Listed Company vs Listed Entity — Why the Label Actually Matters
“Listed company” and “listed entity” may sound similar, but they lead to very different compliance obligations.
Under Section 2(52) of the Companies Act, 2013, a listed company is one that has any of its securities listed on a recognised stock exchange.
However, in 2021, Rule 2A was inserted into the Companies (Specification of Definitions Details) Rules. It clarified that companies (private or public) that list only NCDs or NCRPS via private placement are not considered “listed companies” under the Companies Act.
This means such companies are not treated as “listed companies” under the Companies Act — and therefore are not subject to listed-company specific compliance requirements such as:
- Appointment of independent directors (Section 149)
- Formation of audit and nomination & remuneration committees (Sections 177 and 178)
- Conducting a secretarial audit (Section 204) etc.
Note: Above provisions are applicable only to public companies that meet prescribed thresholds or are listed. Private companies are exempt from most of these unless otherwise specifically covered.
Therefore, if a private company has only listed debt securities (like NCDs/NCRPS) via private placement, and qualifies for exemption under Rule 2A, it is not a “listed company” under the Companies Act.
➡ It continues to comply as a normal private company.
However, under Regulation 2(1)(p) of SEBI (LODR), 2015, a listed entity includes any entity that has listed designated securities, which includes NCD or NCRPS.

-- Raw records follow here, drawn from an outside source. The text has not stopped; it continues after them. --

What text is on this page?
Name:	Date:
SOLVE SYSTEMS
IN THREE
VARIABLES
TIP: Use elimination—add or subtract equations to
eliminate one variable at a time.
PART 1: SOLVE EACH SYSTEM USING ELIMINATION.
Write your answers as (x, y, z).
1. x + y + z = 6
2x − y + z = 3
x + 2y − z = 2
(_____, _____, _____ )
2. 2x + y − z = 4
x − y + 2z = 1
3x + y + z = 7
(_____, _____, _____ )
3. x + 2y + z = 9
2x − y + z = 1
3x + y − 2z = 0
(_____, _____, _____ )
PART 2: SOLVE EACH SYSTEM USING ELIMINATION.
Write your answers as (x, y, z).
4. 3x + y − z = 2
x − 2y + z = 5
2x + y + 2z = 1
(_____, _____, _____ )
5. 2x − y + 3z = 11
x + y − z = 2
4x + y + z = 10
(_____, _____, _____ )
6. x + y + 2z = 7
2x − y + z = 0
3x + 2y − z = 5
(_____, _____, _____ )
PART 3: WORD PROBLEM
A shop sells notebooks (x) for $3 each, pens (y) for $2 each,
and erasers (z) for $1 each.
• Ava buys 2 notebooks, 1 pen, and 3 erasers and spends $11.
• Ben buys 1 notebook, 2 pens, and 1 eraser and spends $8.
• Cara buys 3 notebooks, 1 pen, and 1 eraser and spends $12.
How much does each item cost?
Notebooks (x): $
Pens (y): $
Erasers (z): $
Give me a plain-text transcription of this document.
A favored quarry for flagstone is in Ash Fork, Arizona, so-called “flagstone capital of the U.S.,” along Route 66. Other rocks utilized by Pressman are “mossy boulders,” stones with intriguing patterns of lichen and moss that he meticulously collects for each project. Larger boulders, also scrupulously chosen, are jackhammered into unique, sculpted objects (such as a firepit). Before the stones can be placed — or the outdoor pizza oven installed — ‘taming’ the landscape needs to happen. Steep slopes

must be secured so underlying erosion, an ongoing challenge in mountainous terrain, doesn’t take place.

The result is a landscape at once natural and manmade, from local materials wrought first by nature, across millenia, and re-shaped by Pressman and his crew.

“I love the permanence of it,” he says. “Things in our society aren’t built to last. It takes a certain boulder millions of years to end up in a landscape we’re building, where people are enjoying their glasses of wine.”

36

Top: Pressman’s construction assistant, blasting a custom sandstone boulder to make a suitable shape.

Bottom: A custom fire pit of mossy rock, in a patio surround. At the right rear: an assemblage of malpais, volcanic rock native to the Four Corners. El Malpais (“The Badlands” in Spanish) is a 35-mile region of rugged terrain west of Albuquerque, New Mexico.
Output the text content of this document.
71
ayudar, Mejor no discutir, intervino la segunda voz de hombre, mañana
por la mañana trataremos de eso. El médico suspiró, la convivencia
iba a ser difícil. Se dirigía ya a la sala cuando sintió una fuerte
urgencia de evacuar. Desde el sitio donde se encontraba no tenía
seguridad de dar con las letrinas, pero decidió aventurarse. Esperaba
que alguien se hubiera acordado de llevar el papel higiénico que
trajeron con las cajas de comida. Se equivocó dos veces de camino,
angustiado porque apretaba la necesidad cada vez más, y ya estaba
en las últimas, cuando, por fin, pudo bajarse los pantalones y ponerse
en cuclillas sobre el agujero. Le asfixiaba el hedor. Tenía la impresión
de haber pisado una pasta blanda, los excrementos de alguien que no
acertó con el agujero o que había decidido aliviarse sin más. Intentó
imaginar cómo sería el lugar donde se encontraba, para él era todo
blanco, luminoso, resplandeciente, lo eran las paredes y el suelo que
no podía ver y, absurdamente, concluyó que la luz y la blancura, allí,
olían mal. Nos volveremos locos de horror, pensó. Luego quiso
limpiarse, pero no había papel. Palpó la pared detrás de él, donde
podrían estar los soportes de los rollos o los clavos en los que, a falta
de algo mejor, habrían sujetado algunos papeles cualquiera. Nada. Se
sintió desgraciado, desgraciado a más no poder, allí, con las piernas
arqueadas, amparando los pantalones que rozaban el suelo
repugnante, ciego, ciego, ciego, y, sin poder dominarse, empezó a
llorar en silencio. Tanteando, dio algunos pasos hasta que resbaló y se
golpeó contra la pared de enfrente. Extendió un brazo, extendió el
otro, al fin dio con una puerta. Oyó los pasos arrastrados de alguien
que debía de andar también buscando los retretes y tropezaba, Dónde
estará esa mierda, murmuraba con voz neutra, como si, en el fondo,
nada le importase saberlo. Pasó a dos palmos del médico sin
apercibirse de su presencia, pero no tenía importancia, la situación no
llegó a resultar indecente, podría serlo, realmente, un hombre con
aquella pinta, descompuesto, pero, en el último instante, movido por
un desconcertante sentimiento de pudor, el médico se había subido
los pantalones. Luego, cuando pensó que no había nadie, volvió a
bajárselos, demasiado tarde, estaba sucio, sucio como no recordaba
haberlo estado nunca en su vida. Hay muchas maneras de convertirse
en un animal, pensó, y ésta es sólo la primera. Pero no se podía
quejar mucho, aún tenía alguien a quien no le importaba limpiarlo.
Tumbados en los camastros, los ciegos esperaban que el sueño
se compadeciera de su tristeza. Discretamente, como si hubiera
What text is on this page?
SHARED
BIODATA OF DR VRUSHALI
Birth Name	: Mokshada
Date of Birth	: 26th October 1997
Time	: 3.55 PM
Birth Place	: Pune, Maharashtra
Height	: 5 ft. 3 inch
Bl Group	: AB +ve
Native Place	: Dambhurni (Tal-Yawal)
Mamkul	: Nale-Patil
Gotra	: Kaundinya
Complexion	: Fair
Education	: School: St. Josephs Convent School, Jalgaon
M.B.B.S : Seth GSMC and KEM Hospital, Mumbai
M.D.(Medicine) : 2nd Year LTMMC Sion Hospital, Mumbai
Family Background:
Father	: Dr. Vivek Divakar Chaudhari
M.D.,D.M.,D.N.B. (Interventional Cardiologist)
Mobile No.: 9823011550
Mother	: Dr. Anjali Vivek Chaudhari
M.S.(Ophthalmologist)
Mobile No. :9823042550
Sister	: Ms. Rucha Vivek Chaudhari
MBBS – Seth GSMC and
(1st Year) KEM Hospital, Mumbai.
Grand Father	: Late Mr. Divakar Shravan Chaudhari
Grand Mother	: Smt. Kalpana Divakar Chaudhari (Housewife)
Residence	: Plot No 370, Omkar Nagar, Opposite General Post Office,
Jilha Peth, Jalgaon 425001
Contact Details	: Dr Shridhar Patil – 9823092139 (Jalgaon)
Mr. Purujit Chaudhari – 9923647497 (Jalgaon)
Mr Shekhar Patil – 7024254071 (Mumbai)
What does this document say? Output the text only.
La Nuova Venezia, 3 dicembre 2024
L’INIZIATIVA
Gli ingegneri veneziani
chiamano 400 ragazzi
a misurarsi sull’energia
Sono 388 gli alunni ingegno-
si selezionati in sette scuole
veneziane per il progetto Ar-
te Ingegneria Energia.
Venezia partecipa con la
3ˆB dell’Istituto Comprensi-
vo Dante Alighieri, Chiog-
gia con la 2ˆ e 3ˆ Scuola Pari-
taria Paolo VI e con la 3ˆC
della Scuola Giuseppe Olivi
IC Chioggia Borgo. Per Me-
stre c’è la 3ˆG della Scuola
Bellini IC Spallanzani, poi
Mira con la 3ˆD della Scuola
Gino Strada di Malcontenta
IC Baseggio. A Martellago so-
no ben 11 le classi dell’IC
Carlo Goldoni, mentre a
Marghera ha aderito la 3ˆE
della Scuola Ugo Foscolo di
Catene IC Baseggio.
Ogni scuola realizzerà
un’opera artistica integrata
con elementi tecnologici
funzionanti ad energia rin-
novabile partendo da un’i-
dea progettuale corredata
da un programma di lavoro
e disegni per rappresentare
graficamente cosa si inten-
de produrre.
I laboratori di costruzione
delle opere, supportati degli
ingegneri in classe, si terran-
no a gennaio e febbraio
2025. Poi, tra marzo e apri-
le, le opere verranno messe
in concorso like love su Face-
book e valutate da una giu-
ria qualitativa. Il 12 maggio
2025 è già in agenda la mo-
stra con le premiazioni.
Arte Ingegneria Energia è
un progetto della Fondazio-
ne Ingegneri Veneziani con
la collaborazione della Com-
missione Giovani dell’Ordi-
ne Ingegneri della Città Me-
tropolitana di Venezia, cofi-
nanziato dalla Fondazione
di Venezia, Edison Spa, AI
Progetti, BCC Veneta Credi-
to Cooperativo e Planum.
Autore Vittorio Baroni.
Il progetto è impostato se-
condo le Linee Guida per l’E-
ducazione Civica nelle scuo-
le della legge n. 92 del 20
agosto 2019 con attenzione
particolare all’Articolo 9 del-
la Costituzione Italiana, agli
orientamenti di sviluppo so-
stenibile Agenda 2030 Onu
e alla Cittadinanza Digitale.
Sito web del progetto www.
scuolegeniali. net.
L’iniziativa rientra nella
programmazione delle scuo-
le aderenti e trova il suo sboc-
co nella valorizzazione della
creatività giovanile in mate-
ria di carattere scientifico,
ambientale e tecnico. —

So, a company (private or public) with only privately placed listed NCDs/NCRPS:
Not a “listed company” under the Companies Act → lighter governance obligations.
For instance, Section 203 (CS appointment) applies to listed companies or those with paid-up share capital of ₹10 crore or more. So, based on a literal reading, if a company is exempt under Rule 2A (i.e., debt-listed only) and its capital is below ₹10 crore, it may not be required to appoint a CS under the Companies Act.
- Still a “listed entity” under SEBI LODR thus,
- Must appoint a Company Secretary as Compliance Officer under Regulation 6 of LODR,
- And comply with all applicable LODR disclosure and reporting requirements.
Why it matters:
Reduces internal compliance under the Companies Act for companies that only list debt – helpful for SPVs or debt-only HoldCos.
Retains market transparency through SEBI LODR – Such companies still qualify as listed entities, so SEBI’s disclosure, filing, and CS appointment requirements continue to apply ensuring investor protection.
Aligns compliance with the nature of listing – Public equity holders need stronger governance. Debt investors (especially via private placement) need transparency, not control. This framework helps strike that balance.
PS: My views are personal and not a legal advice.